The Irish famine is one of the most tragic and contentious periods in the long and often tragic and contentious history of Anglo-Irish relations. Talk about the famine still causes controversy and outrage today, more than 150 years later; and the mass exodus of Irish citizens fleeing the desperate situation at home has had a lasting influence on the populations of Ireland, Britain, Canada and the United States. One could quite reasonably argue that the Irish famine went further towards creating the modern state of Ireland than almost anything else in its history.

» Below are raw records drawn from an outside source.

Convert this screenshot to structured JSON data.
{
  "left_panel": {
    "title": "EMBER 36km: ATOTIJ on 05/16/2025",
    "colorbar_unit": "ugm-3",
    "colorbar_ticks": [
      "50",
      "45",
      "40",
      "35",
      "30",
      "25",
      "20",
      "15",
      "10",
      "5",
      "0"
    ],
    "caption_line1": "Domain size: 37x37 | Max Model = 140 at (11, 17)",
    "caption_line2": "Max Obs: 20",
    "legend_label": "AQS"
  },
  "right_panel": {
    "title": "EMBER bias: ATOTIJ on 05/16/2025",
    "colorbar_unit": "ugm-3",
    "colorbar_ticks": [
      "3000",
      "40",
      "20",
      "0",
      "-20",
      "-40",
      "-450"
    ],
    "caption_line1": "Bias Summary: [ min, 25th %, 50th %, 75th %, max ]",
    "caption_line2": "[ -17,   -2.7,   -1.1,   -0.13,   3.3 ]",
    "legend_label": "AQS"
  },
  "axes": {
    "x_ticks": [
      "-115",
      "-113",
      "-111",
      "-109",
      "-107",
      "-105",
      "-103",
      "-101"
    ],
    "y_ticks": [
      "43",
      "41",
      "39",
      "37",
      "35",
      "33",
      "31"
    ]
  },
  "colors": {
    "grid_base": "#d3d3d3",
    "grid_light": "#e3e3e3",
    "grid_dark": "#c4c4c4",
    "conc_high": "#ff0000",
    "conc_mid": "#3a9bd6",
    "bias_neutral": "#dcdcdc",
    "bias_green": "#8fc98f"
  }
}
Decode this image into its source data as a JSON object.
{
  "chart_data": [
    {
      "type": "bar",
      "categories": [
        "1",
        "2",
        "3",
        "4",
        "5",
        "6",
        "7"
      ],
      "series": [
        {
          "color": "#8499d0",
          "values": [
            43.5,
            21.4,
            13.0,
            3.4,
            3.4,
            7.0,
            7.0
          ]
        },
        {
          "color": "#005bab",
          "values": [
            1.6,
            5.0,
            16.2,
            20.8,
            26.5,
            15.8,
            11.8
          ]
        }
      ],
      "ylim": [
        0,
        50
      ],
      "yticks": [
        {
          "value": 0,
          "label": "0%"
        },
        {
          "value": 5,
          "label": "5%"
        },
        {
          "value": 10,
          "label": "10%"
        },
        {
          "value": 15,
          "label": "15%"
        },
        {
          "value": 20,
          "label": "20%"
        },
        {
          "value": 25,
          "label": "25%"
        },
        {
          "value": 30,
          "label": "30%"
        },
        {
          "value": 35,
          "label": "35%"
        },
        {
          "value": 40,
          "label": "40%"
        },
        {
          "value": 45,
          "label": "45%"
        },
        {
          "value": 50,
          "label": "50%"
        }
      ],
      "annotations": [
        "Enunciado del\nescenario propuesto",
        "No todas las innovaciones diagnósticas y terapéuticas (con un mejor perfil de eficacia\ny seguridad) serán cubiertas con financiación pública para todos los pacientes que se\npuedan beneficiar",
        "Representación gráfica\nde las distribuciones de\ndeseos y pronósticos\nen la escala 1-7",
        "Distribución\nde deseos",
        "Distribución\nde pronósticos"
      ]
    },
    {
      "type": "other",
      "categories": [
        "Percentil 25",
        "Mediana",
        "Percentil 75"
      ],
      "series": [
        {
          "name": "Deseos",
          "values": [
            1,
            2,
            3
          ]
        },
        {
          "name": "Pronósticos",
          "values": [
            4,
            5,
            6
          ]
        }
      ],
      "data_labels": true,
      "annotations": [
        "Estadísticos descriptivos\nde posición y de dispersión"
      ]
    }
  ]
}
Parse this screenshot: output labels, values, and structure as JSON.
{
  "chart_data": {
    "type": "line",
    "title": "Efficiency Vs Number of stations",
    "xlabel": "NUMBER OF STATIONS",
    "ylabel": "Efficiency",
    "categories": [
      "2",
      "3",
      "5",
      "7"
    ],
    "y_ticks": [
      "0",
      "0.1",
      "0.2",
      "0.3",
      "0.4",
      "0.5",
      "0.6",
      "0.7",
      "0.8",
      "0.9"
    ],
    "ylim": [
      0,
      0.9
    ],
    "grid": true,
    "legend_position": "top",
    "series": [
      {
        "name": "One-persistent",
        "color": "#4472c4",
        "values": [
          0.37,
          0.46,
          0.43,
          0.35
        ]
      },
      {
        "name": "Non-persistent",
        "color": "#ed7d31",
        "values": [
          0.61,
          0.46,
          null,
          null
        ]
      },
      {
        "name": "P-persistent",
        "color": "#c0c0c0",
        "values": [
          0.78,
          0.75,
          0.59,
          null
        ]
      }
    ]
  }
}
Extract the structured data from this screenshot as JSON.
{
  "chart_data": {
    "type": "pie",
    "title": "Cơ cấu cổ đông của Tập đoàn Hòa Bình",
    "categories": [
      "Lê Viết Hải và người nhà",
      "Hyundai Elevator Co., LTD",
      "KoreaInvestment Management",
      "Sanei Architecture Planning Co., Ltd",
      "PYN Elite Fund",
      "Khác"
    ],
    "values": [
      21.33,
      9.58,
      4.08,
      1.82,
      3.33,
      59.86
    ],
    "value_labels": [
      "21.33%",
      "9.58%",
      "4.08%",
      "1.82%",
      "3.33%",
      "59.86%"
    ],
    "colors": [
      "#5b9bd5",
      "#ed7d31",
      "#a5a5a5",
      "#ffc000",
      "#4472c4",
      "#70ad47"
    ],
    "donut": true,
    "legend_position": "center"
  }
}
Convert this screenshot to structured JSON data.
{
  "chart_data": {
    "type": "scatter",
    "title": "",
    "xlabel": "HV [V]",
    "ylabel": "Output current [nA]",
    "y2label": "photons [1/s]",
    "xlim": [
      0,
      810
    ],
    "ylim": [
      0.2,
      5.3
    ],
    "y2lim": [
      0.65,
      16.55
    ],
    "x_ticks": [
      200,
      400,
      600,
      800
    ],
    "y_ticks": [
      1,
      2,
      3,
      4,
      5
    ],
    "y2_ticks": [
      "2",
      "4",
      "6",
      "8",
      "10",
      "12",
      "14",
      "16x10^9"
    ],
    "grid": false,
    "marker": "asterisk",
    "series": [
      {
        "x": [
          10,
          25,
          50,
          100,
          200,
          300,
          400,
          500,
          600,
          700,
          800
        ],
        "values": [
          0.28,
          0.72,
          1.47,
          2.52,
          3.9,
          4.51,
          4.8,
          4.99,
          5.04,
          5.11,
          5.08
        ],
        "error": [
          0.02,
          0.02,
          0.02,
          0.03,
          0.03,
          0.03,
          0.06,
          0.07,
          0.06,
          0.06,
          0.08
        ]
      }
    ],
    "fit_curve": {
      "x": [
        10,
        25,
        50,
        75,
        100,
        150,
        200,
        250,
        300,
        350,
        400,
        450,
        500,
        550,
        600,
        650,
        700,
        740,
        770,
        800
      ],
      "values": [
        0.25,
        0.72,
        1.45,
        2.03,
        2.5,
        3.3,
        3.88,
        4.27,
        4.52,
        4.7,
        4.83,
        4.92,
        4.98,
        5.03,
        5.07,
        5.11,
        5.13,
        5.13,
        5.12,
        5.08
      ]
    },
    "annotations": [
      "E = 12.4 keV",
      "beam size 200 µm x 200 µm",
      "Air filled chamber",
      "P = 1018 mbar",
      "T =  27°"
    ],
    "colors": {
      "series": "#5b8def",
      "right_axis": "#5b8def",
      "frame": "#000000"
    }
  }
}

'God sent the potato blight but England sent the famine' is the traditional, and most certainly the Irish, view of the great famine of the nineteenth century - and as John Kelly points out in this admirably even-handed book this view is not entirely without merit. The British government of the time was guilty of a mass of faults and failings when it came to Ireland - to quote, 'bureaucratic delays and incompetence, shipping shortages, legislative measures and tax policy, cowardice on the part of some officials and stupidity on the part of others' - but the Irish famine was never the result of any kind of intentional policy of genocide or even wilful and deliberate neglect. The government in fact did embark upon an unprecedented programme of emergency relief: government provision of food, an extension of the poorhouse and soup kitchen scheme, funding of public labour works to employ the poor, charity drives - but in too many cases it proved to be too little and too late, and therefore cannot excuse the disappearance of nearly a third of the Irish population through starvation, disease and emigration.

The famine was a perfect storm of circumstances: the potato blight; poor weather; a worldwide food shortage; an Irish peasantry almost entirely dependent on the potato crop and living in a barter economy with almost no access to ready cash; the lack of development of the Irish infrastructure which meant there were no rural shops to supplement the potato diet and few links between town and country to facilitate emergency distribution of relief; the greed and avarice of a home-grown Irish merchant class who were more concerned with protecting their profit margins than feeding their fellow citizens; an Anglo-Irish aristocracy with no qualms about evicting tenants in order to lower their poor rates; and yes, a British government who held the Irish in contempt and who in many cases looked on the famine as an opportunity to 'remake' Ireland in England's image.

It's a heart-rending period in history, and John Kelly tugs at all the heartstrings. He succeeds in presenting both views of the famine - the official government and bureaucratic records alongside the stories of a people barefoot and half-naked, diseased and desperate, greeting inevitable death with a resignation only seen in people beyond all hope. The need to blame someone, anyone, is all too understandable, reading this book, and the Victorian government deserves to shoulder the lion's share, it not entirely all, of the blame.